The battle began in September of 2005 when Lions Gate, after gobbling up Image shares over that summer, made an offer of $93 million in stock, or about $4 a share, for the firm. The rejection of that offer, which the Image board characterized as too low, ignited the contentiousness. The bid came when Image’s shares were trading at around $3, down from a January 2005 high of $6 a share.


Lions Gate made another $4-a-share offer, although in cash, in October. That was rejected. The offer was renewed in July.


Frustrated, Lions Gate then successfully sued to force Image’s directors to stand for re-election all at once, rather than in the staggered elections which protected their majority. Lions Gate fielded its own slate of nominees, setting up Tuesday’s showdown.


Image’s performance has been sub par: the company missed analysts’ estimates in five out of the last six quarter, revenues are down from last year, and earnings have drooped from 5 cents a share a year and a half ago to a loss of 11 cents a share in June.


Image blames what it calls Lions Gate’s inadequate bids for much of the trouble.


“The takeover bid has acted as a glass ceiling on our stock price,” Kirkland said. “It is to Lion’s Gate’s advantage to have distracted the competition.”


Lions Gate counters that Image’s stock price slide began long before the studio made an offer.


“Image’s attempt to blame Lions Gate’s proxy challenge for Image’s poor corporate performance is one of the most disingenuous and irresponsible excuses that a company has ever given to its shareholders,” said Lions Gate spokesman Peter Wilkes. “What they failed to mention is that they were also unprofitable last year in fiscal 2006 and fiscal 2004, 2003 and 2002.”


The Relativity deal bolstered Image’s takeover defense strategy by granting the finance firm 3.4 million shares of Image’s common stock and seating Relativity co-manager Lynwood Spinks on the Image board. And more importantly, it represents, at least potentially, Image’s first foray into the entertainment industry’s financial big leagues.


Wilkes characterized such revenue projections as “reckless and irresponsible.”


“How can they increase their profits by multiples? They have no profits,” said Wilkes. “They’ve said so themselves.”



Complicating issues


Each company has strategic alliances, which are affecting their relationship.


MHR Fund Management LLC, which owns more than 1 million shares of Image stock worth about $3.8 million, is Lions Gate’s largest institutional shareholder with a whopping 10 million shares worth about $85.5 million.


And Lions Gate has a Relativity deal, too.
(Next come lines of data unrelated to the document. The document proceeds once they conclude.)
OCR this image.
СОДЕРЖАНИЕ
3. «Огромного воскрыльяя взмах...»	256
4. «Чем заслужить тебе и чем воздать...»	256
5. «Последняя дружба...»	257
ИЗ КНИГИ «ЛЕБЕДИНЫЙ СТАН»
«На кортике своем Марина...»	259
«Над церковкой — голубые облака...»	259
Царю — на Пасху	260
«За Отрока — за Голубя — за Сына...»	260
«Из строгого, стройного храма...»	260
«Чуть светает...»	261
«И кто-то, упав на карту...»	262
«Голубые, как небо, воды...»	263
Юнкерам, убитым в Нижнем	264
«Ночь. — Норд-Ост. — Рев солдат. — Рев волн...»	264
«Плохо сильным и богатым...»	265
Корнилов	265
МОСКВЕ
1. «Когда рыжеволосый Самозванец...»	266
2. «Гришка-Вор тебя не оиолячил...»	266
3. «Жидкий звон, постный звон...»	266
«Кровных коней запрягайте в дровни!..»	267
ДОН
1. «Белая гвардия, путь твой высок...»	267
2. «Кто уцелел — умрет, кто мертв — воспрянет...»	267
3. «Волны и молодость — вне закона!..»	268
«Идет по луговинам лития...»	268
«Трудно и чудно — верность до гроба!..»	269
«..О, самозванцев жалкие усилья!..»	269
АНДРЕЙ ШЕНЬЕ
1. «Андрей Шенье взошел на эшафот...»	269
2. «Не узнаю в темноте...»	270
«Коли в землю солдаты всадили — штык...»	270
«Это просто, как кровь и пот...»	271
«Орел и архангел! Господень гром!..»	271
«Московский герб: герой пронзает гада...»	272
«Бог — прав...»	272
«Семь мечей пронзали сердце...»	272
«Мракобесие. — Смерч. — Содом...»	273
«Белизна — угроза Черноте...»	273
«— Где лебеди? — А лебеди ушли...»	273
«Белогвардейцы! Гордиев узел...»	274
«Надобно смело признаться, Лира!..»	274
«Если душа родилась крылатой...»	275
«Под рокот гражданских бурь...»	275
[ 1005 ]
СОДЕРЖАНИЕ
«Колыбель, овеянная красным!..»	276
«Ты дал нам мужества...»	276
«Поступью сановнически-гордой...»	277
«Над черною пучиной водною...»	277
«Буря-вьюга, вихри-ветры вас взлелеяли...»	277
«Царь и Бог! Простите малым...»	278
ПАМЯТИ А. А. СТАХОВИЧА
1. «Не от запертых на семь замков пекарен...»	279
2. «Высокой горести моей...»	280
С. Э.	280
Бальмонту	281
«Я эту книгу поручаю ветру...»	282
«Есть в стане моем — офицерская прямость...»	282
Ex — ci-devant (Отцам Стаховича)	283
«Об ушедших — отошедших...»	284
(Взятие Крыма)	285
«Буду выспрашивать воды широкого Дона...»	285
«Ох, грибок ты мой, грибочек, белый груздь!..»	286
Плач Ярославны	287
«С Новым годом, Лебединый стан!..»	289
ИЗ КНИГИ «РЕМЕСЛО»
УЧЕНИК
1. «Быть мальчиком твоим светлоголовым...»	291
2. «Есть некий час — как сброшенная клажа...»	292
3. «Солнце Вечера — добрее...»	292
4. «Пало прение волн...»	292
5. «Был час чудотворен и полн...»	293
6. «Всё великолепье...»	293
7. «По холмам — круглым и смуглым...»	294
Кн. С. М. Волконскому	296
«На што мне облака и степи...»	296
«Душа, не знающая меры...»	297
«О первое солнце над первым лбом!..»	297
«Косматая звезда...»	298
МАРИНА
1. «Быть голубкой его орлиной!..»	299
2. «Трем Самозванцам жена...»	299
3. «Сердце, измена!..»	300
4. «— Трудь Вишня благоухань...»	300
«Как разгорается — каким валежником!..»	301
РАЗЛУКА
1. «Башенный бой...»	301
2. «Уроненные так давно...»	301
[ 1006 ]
Relativity is bankrolling Lions Gate’s “3:10 to Yuma,” a remake of a classic Western with a budget estimated at well over $50 million.


A recent report issued by proxy advisory firm Institutional Shareholder Services recommends that Image shareholders split their vote by adding just one member of Lions Gate’s slate Duke Bristow, who has experience in corporate governance to temper the incumbent Image nominees.


The ISS report concluded that Image has indeed underperformed and is “hanging most of its hopes on the Relativity transaction and the monetization of its digital rights.” But the report also says that the absence of an operational plan or strategic vision from Lion’s Gate leaves too much doubt to recommend a vote for its entire slate.


The Lions Gate nominees are UCLA economist Bristow; Edward Huguez of Starz Entertainment; Eric Doctorow, recently named to manage sales of the MGM DVD catalog at 20th Century Fox Home Entertainment; Joachim Kiener, Barry Perlstein, Joseph Incandela and Jack Crosby.


Image’s slate is made up of its CEO, Greenwald; Relativity’s Spinks; David Coriat; Ira S. Epstein, an entertainment attorney at Greenberg Traurig LLP; Gary Haber; M. Trevenen Huxley, a consultant to Image digital subsidiary Egami Media; and Robert J. McCloskey, a former chief executive at Video One, a subsidiary of Image shareholder Standard Broadcasting Corp.